Sometimes I would like to transform an integral $F(x) = \int_{a}^{x}f(s)ds$ into an infinite integral of the form $F(x) = \int_{0}^{\infty}f(g(u),x)du$. Is there some kind of change of variables that can guarantee this conversion on the boundaries and still give me a function of $x$, at least with some assumptions like differentiable or invertibility? Or are there maybe certain classes of functions for which this would work like it exists on $(0,\infty)$?

 

[anuttarasammyak]

How about
$$\int_0^\infty f(u+a)[1-\theta(u-x+a)]du$$
where $\theta(x)$ = 0 for x<0, 1 for x>0 ?

 

[LieToMe]

That looks interesting, but is there a method to deduce $\theta$?

 

[anuttarasammyak]

https://en.wikipedia.org/wiki/Sign_function shows some features of $sgn(x) = 2\theta(x) -1$.

 

[LieToMe]

Wait, are you saying that you just multiply the function by 0 over a certain bound and take it to infinity? I don't know if that quite works because I am looking for is a change of variables and it doesn't quite make sense to change a general integrable function to a constant. But for instance, it is reasonable to make a change of variables that might change an integral to something like the integral for the gamma function.

 

[anuttarasammyak]

I am pretty sure it works or not depends on what you want to do after conversion. Tell me your investigation on your problem if you please.

 

[LieToMe]

I am pretty sure it works or not depends on what you want to do after conversion. Tell me your investigation on your problem if you please.

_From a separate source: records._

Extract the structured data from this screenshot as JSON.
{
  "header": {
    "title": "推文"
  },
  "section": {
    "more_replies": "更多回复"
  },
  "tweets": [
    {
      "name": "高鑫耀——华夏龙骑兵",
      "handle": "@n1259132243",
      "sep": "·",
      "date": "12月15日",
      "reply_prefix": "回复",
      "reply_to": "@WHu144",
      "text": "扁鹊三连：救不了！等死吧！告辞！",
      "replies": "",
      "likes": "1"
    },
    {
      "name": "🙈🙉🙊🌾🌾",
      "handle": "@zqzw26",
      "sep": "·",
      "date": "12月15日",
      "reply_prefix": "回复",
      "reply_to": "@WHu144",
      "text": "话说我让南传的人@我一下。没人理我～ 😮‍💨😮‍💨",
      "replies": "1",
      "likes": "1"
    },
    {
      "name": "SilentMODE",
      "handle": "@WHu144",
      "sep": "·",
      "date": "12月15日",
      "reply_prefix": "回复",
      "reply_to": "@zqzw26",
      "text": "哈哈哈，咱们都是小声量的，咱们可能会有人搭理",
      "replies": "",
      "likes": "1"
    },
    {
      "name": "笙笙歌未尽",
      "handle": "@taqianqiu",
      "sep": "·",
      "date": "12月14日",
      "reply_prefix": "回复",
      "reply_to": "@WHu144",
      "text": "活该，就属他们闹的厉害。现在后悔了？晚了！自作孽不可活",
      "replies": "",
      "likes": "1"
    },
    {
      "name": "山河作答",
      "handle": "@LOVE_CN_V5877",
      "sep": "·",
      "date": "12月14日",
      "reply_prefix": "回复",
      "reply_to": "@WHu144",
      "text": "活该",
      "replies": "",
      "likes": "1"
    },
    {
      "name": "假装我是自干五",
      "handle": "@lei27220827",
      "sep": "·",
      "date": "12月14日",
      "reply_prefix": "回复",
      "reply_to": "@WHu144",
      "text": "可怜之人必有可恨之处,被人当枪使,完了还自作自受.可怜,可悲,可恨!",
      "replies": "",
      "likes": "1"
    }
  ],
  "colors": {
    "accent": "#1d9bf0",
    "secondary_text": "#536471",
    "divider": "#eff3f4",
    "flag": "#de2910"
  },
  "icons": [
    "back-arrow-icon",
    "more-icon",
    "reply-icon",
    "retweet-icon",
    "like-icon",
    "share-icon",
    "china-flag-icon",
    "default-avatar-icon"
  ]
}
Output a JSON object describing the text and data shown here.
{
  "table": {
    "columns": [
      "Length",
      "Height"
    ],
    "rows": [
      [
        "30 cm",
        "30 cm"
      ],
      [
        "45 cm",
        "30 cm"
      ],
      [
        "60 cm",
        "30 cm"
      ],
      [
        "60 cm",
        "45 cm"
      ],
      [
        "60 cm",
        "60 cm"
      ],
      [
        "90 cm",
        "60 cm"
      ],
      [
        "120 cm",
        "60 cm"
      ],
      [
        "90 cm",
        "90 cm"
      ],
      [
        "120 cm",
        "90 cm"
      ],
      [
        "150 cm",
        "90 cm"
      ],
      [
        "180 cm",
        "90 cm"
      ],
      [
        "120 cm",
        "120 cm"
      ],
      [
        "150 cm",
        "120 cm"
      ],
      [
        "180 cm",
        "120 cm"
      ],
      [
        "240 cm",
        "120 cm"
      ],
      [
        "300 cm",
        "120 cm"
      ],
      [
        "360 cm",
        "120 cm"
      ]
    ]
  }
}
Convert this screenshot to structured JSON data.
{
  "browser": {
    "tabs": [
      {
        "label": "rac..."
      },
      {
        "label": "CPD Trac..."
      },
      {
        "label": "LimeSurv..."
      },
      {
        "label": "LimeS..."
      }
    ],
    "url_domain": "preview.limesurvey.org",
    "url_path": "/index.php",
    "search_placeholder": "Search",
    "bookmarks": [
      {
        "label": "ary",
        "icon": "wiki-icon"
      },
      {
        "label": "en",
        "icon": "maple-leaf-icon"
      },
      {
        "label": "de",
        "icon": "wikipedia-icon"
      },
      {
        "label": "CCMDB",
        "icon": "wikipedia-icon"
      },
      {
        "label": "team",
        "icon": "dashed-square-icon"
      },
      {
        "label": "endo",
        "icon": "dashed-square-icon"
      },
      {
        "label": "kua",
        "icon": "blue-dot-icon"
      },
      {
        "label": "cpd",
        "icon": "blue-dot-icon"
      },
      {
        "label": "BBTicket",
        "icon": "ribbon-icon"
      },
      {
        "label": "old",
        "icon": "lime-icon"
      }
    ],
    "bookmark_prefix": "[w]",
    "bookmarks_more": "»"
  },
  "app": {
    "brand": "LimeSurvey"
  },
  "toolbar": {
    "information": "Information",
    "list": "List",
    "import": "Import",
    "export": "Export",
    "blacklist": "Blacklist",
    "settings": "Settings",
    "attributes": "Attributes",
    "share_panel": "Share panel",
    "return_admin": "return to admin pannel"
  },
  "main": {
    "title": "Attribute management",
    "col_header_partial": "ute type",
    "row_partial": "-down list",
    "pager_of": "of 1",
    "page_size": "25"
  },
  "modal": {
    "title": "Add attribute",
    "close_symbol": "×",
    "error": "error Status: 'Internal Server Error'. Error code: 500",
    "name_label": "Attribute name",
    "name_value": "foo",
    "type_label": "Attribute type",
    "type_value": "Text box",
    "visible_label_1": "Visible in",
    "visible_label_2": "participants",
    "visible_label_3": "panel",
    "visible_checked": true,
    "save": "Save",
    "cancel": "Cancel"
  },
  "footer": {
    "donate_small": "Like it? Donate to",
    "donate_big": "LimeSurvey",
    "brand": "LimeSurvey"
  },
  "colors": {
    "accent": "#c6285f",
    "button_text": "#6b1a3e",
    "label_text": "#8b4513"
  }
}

I recall playing around with Beta-like integrals and there was a substitution I could make for $y(x) = \int_{0}^{x}(f(x,s)ds); s \rightarrow \frac{u}{x}$ that changed the bound from $0 \rightarrow x$ to $0 \rightarrow 1$ which then allowed me to satisfy the definition of the beta function. I feel like a similar thing should be possible but with an infinite bound, that there should be some guaranteed way to make a bound go from 0 to infinity.

 

[anuttarasammyak]

$$y(x)=\int_0^x f(x,s)ds$$
$$u= tan \frac{\pi s}{2x}$$
$$s=\frac{2x}{\pi} tan^{-1}u$$
$$y(x)=\frac{2x}{\pi} \int_0^\infty f(x,\frac{2x}{\pi} tan^{-1}u)\frac{d\tan^{-1}u}{du}du$$
Though divergence at u=0 should be investigated, it might be a kind of your line of transformation.

 

[LieToMe]

That seems like a good idea. So more generally, an invertible function which maps 0 to 0 and has a horizontal asymptote as $x \rightarrow \infty$.

 

[pasmith]

$[0, \infty) \to [0, 1) : x \mapsto \tanh(x)$ is the usual choice for turning an infinite reange into a finite range.

 

[pasmith]

For completeness: $$\int_a^x f(s)\,ds = \int_0^\infty f\left(a + (x - a)\tanh t\right)\frac{(x - a)}{\cosh^2 t}\,dt.$$